Punctured or torn tyres were the second most common reason for calling out the AA in 2011, according to TyreSafe, the UK’s leading tyres safety organisation.
Breakdown recovery associations are already bracing themselves for the annual onslaught of tyre related call outs as millions of drivers head off for a quick getaway over Easter, shortly followed by the May Bank Holiday.
Stuart Jackson, chairman of TyreSafe, stressed: “Spending just a few minutes checking your vehicle’s tyres could ultimately save you hours of hassle following a puncture or blow-out. However, what’s more important is that an unchecked tyre might be unsafe, putting the driver, passengers and other road users in very real danger.”
He added: “Don’t let the state of your tyres put a dampener on your Bank Holiday fun. It’s quick and easy to check them and will leave you free to enjoy what really matters.”
The main things to bear in mind include air pressure and the overall tyre condition.
Having the correct air pressure is particularly critical because of the increased vehicle weight from extra passengers and luggage being transported. Therefore, vehicles may need to have their tyres inflated to a higher pressure to stay safe.
Many vehicle manufacturers actually specify that tyre pressures should be increased when the car is fully laden with passengers and luggage, such as suitcases, bikes and roof boxes.
If the pressures are not adjusted accordingly and the tyres run under-inflated, excessive heats builds up inside the tyre which can lead to premature tyre failure.

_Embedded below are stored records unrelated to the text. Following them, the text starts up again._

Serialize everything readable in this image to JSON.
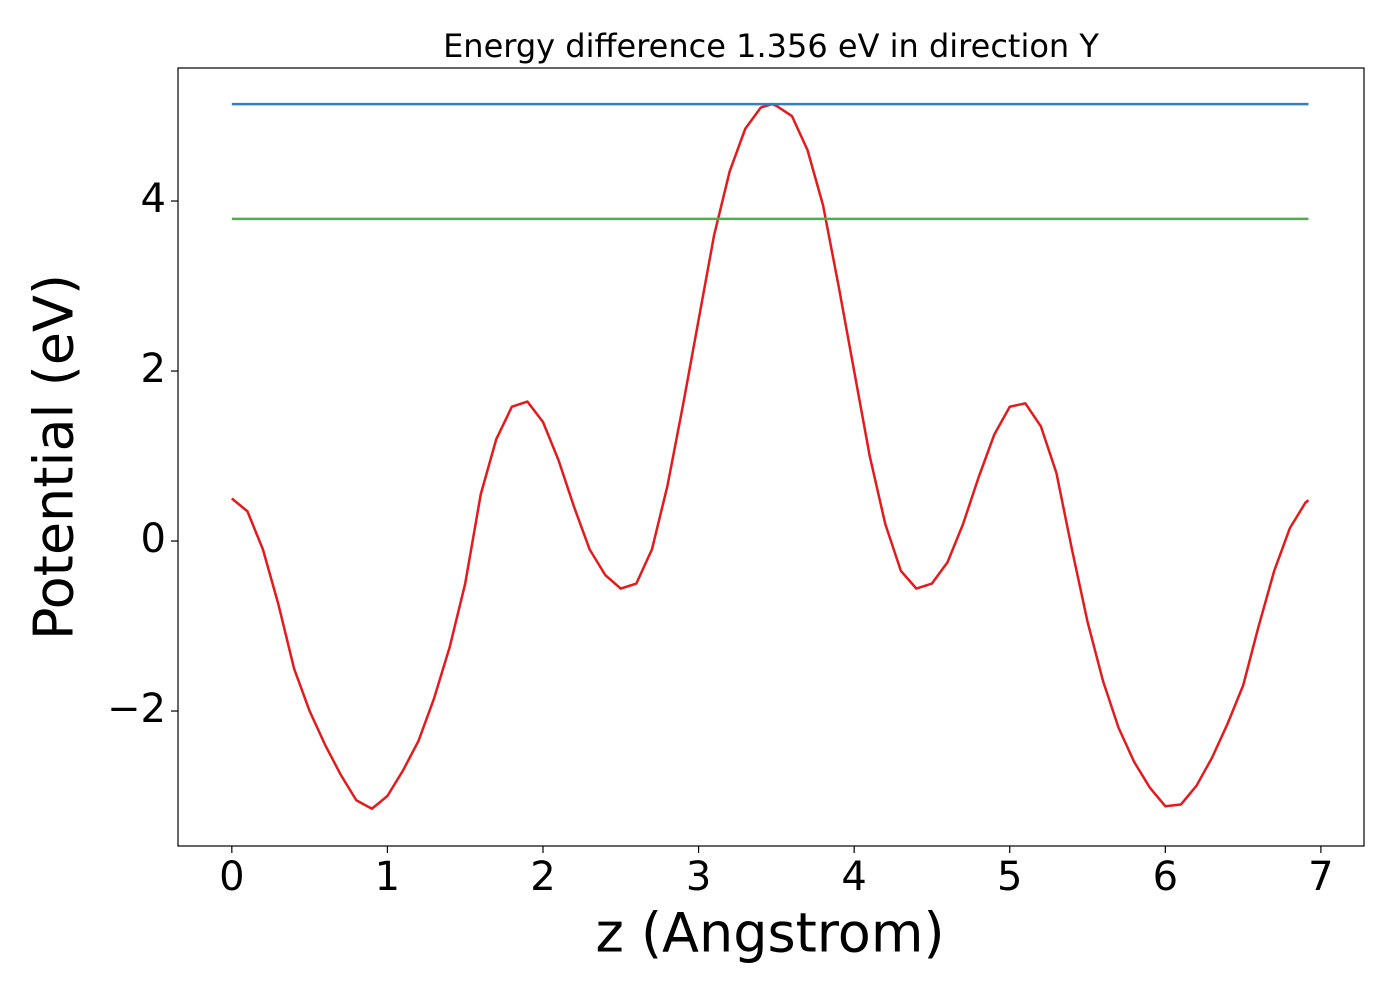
{
  "chart_data": {
    "type": "line",
    "title": "Energy difference 1.356 eV in direction Y",
    "x_label": "z (Angstrom)",
    "y_label": "Potential (eV)",
    "xlim": [
      -0.346,
      7.277
    ],
    "ylim": [
      -3.588,
      5.565
    ],
    "xticks": [
      0,
      1,
      2,
      3,
      4,
      5,
      6,
      7
    ],
    "yticks": [
      {
        "value": -2,
        "label": "−2"
      },
      0,
      2,
      4
    ],
    "grid": false,
    "series": [
      {
        "color": "#e41a1c",
        "x": [
          0,
          0.1,
          0.2,
          0.3,
          0.4,
          0.5,
          0.6,
          0.7,
          0.8,
          0.9,
          1.0,
          1.1,
          1.2,
          1.3,
          1.4,
          1.5,
          1.6,
          1.7,
          1.8,
          1.9,
          2.0,
          2.1,
          2.2,
          2.3,
          2.4,
          2.5,
          2.6,
          2.7,
          2.8,
          2.9,
          3.0,
          3.1,
          3.2,
          3.3,
          3.4,
          3.47,
          3.5,
          3.6,
          3.7,
          3.8,
          3.9,
          4.0,
          4.1,
          4.2,
          4.3,
          4.4,
          4.5,
          4.6,
          4.7,
          4.8,
          4.9,
          5.0,
          5.1,
          5.2,
          5.3,
          5.4,
          5.5,
          5.6,
          5.7,
          5.8,
          5.9,
          6.0,
          6.1,
          6.2,
          6.3,
          6.4,
          6.5,
          6.6,
          6.7,
          6.8,
          6.9,
          6.92
        ],
        "values": [
          0.5,
          0.35,
          -0.1,
          -0.75,
          -1.5,
          -2.0,
          -2.4,
          -2.75,
          -3.05,
          -3.15,
          -3.0,
          -2.7,
          -2.35,
          -1.85,
          -1.25,
          -0.5,
          0.55,
          1.2,
          1.58,
          1.64,
          1.4,
          0.95,
          0.4,
          -0.1,
          -0.4,
          -0.56,
          -0.5,
          -0.1,
          0.65,
          1.6,
          2.6,
          3.6,
          4.35,
          4.85,
          5.1,
          5.14,
          5.12,
          5.0,
          4.6,
          3.95,
          3.0,
          2.0,
          1.0,
          0.2,
          -0.35,
          -0.56,
          -0.5,
          -0.25,
          0.2,
          0.75,
          1.25,
          1.58,
          1.62,
          1.35,
          0.8,
          -0.1,
          -0.95,
          -1.65,
          -2.2,
          -2.6,
          -2.9,
          -3.12,
          -3.1,
          -2.88,
          -2.55,
          -2.15,
          -1.7,
          -1.0,
          -0.35,
          0.15,
          0.45,
          0.48
        ]
      },
      {
        "color": "#377eb8",
        "x": [
          0,
          6.92
        ],
        "values": [
          5.14,
          5.14
        ]
      },
      {
        "color": "#4daf4a",
        "x": [
          0,
          6.92
        ],
        "values": [
          3.79,
          3.79
        ]
      }
    ]
  }
}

Also, the condition of the tyres should be visually inspected, cuts and bulges can lead to a blow out at speed if the tyre is not repaired or replaced. Objects which have become embedded in the tread must be removed.
Finally, with the threat of April showers always present, drivers are also urged to check tread depth so that the tyres can cope with wet roads.
Current UK law requires drivers to have at least 1.6mm of tread across the central three-quarters of the tyre, around its entire circumference.